The wages of sin

I’ve been profoundly shocked by the developments of the past few weeks: the negotiations with Syria over the Golan heights, the really disastrous decision to agree to a cease-fire with Hamas in Gaza, the offer to the Hezbollah-dominated government of Lebanon to surrender the Sheba farms area, and who knows what secret proposals made to the Palestinian Authority.

“The Olmert-Livni-Barak-Yishai government’s liquidation sale of Israel’s strategic assets opened officially this week. Iran’s proxies have pounced on the merchandise”, writes Caroline Glick,  and she is entirely correct.

But there’s more than just the practical issue of strategic weakness here. There is a psychological/cultural issue which is hugely damaging to Israel as well. After all, Hamas, Fatah and Hezbollah have gotten to the position they are in today by means of terrorism, by killing Israelis — and, in the case of Hezbollah, by murdering Jews worldwide. Syria has indirectly been responsible for terrorism in Israel by its support of Hezbollah and Hamas, and is threatening mass murder with its chemically armed rocket force.

Israel’s behavior is understood by them and by the world as no more or less than surrender. It doesn’t matter if the Israeli government claims that the deals are actually in Israel’s interest — of course they are not — but even if they were, everyone would understand them as capitulations. Terrorism clearly works, and given that, there is no incentive to try anything else. Combine this with the Arab attitude that compromise is castration, and you have a recipe for continued violence.
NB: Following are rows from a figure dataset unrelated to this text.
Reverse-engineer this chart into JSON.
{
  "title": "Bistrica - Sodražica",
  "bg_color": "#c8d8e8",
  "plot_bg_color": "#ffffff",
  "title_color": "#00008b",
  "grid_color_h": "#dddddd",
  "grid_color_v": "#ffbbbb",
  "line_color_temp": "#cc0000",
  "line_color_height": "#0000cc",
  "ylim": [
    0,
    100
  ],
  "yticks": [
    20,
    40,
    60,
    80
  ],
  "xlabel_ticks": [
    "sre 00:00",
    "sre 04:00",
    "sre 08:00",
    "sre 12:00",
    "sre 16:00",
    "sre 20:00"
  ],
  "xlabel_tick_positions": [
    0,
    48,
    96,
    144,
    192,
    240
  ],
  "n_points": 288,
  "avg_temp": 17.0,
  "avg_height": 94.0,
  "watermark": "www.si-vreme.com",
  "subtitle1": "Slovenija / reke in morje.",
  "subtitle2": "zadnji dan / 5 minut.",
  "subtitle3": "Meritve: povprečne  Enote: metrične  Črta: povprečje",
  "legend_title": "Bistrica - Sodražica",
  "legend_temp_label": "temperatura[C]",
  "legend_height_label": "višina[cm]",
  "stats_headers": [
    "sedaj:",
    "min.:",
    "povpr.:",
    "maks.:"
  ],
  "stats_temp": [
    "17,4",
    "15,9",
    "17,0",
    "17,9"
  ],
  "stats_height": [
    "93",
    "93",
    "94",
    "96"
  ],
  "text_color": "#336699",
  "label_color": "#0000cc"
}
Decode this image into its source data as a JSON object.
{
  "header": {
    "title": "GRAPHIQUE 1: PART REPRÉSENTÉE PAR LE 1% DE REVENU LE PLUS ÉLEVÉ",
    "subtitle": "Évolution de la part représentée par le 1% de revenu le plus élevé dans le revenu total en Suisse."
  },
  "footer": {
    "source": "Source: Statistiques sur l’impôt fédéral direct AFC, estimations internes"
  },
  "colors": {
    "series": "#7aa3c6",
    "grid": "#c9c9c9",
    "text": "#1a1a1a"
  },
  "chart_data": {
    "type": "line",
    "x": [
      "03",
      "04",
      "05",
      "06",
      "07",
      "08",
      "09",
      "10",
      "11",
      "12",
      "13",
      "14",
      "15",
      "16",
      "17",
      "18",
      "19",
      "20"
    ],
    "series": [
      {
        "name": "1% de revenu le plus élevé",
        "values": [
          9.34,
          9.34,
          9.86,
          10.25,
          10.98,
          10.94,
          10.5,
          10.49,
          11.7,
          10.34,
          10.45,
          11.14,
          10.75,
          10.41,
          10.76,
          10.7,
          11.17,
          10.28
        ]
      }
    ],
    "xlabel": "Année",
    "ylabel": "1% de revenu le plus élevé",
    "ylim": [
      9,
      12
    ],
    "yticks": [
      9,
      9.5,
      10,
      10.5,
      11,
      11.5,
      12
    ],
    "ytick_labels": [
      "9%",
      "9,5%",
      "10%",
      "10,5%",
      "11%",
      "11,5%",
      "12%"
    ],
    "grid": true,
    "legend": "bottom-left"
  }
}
Along with the major diplomatic defeats above, there are the smaller but particularly painful ones called ‘prisoner exchanges’, in which numerous convicted terrorist murderers are released in return for kidnapped or dead Israelis. Ami Isseroff writes,

It is not a matter of putting “honor” or “justice” or “revenge” above human compassion. The problem is not the release of prisoners with “blood on their hands.” Rather, it is the blood of our soldiers and civilians that will be spilled in the next kidnapping. The success of the Goldwasser-Regev kidnapping will certainly engender yet another one, just as the success of the previous kidnapping, in which Hezbollah traded the degenerate Elhanan Tannenbaum and some dead soldiers for many live prisoners, was probably the decisive factor in motivating the kidnapping of Goldwasser and Regev. How many people will die because of the next kidnapping, and how many will be kidnapped?

Again, Israel teaches her enemies that the wages of sin are very good indeed. You want land, international recognition and immunity from retaliation? Fire rockets into Israel. You want your operatives freed and various other concessions? Kidnap an Israeli.

When will the ghetto-mentality Jews that are making decisions for the state of Israel learn that — especially in the Middle East, but in reality everywhere — the powerless are treated with contempt, and a nation afraid to use her power is in fact powerless?